A team member then calls the person who tested positive and first tries to establish how sick they are and whether they need any additional medical care. Then, they attempt to determine where they might have been exposed, as well as who was exposed to them while they were infectious. With that information, they then reach out to the named contacts.
If they are health care workers or work in and around vulnerable people — like in a long-term care facility, where so many of the coronavirus deaths have occurred in Alberta and all across Canada — they are tested whether they are symptomatic or not.
“We try to establish if the contacts are sick and if they are sick, we get them tested and if that comes back positive we reinitiate that process of connecting with all of their contacts,” explains Strong.
Dr. Richelle Schindler, 34, who will be graduating with a specialty in public health this summer, has been working in Calgary’s contact tracing office since March 5 — when Alberta’s first COVID-19 case was discovered.
“I have definitely used everything I have been trained in,” said Schindler, who has an undergraduate degree in biological sciences, a Masters degree in physiology, a medical degree from the University of Calgary in July 2015 and a five-year medical residency in public health, which she will finish in August.
Initially Schindler says she had planned to be a cardiologist but realized she was more excited and passionate about preventing illness than treating it.
“All the complex medicine and all the public health training, it’s all accumulated into this ability to rapidly assess the literature and emerging evidence, identify what’s important, translate it into action and you know, save the province,” she says with a laugh.
“We’re definitely disease detectives in this work, where we’re trying to identify not only who the case has infected but where they might have gotten it, (and) link all these things together, to get the bigger picture of what’s happening,” she said.
On Monday, Dr. Deena Hinshaw, Alberta’s chief medical officer of health, announced that one of the four Albertans who had died of COVID-19 in the previous 24 hours was a worker at the Cargill meat-packing plant, located about 55 kilometres south of Calgary. Hinshaw pointed out that 484 total positive cases of COVID-19 are linked to the Cargill plant outbreak — 360 of whom are workers from the plant.
That information all stems from the contact tracers.
Besides contact tracing, it’s public health doctors who oversee restaurant inspections, ensure our water supply remains safe and clean, conduct vaccination programs, hold prenatal classes and visit new parents following a birth.

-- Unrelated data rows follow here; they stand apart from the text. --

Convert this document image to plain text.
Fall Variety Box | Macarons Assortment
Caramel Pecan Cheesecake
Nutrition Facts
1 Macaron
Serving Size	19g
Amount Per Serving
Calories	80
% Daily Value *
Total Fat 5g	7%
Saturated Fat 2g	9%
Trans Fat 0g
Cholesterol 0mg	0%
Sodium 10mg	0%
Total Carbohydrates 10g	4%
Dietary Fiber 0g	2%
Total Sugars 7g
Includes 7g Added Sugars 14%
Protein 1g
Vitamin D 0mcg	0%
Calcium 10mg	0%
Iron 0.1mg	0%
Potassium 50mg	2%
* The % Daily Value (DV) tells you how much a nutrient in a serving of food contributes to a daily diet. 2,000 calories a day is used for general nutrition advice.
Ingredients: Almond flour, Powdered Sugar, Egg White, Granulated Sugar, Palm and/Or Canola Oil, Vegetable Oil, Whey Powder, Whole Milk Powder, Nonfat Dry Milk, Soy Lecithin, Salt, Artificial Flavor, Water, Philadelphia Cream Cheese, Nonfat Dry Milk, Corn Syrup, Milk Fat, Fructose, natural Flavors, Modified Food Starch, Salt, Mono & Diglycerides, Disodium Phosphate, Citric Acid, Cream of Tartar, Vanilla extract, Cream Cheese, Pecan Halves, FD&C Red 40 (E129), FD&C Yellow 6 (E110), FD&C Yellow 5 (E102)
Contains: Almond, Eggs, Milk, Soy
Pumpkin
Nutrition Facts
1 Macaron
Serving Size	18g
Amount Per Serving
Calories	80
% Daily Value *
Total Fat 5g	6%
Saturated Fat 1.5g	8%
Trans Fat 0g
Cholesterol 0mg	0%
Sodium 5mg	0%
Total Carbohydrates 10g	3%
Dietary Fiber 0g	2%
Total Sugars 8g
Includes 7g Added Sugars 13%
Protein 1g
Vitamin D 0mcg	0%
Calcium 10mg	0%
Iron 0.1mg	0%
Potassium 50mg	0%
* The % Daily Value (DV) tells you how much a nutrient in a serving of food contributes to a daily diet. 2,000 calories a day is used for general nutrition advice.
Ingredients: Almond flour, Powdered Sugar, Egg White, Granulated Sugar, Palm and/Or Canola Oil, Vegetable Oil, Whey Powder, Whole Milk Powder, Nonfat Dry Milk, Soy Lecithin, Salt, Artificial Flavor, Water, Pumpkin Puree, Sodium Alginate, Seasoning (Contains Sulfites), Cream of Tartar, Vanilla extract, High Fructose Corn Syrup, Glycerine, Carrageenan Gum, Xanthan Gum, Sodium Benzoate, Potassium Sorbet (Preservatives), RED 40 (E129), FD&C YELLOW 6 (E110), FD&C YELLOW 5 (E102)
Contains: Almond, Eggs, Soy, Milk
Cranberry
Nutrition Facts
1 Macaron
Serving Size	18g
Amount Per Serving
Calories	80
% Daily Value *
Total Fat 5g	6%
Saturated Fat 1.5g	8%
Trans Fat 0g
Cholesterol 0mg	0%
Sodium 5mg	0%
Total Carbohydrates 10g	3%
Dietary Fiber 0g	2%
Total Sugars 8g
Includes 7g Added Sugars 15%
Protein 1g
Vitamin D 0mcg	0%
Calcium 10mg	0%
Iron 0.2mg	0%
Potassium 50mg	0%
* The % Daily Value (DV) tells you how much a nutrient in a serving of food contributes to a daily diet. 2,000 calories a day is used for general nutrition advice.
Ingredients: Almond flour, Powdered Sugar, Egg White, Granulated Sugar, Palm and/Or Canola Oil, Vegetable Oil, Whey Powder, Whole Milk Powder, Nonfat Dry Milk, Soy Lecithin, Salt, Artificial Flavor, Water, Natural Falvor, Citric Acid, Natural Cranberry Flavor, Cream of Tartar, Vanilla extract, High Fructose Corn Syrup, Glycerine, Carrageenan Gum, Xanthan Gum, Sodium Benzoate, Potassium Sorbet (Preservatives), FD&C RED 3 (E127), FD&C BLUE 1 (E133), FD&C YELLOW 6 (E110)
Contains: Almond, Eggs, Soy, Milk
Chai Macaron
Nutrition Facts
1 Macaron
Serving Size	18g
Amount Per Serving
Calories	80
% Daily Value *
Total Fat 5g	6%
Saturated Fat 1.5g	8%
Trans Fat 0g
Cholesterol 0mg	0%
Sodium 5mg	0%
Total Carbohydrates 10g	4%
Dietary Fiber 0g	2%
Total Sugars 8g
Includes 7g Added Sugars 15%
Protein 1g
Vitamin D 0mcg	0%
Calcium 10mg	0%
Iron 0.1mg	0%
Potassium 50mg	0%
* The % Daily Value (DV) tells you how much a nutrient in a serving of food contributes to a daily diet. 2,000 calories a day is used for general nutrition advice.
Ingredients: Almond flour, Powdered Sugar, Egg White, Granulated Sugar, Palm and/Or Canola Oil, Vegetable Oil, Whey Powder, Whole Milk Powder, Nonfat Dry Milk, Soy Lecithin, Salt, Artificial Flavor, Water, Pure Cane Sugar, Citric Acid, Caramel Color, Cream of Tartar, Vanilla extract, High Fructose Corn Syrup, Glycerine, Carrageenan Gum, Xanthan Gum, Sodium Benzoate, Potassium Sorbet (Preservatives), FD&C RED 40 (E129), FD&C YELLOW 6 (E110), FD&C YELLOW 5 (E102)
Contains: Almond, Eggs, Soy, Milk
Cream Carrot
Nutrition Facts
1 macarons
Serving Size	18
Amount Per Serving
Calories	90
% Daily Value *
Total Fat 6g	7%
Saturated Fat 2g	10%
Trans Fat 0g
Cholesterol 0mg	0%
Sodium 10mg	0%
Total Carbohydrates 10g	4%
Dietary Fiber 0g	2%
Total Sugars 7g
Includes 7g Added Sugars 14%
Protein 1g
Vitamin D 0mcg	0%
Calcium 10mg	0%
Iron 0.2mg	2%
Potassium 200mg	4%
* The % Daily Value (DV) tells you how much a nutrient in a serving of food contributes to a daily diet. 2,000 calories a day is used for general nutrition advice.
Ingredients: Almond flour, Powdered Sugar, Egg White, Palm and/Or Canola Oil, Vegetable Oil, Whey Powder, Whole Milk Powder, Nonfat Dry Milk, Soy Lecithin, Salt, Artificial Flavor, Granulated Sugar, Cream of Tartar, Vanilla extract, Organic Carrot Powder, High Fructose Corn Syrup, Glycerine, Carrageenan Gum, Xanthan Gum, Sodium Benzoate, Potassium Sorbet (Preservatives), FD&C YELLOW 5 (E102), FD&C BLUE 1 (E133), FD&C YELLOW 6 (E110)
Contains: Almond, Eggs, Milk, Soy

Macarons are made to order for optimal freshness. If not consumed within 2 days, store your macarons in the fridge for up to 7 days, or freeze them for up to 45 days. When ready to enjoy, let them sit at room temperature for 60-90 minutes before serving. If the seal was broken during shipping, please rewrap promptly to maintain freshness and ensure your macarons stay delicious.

“We’re the reason why you don’t see a massive outbreak in HIV, for example, because we’re identifying through contact tracing folks who have had an HIV diagnosis. Controlling tuberculosis, which was a huge issue a couple of decades ago is now a non-issue in Alberta because of this contact tracing work,” said Schindler.
Strong notes that contact tracing saves lives — no question.
“That’s the funny thing about prevention — you never know what you prevented but we do know that contact tracing is a very effective intervention, that it stops transmission for all kinds of diseases and saves countless lives,” said Strong.
He believes that contact tracing will be even more important in the months to come.
“Once the initial wave is over, this contact tracing is going to be probably more important going down the road particularly when travel starts opening up again. We’re going to be having to make sure we do case finding, make sure we test people who are coming back from places where there’s still COVID, for example, and then when we find a case, contact tracing is going to be increasingly important to prevent a second wave from actually happening,” Strong explained.
Thanks to Alberta’s super brainy disease detectives you might never know that you dodged disease and death because of their interventions, but you should know about the important role they play in keeping you healthy.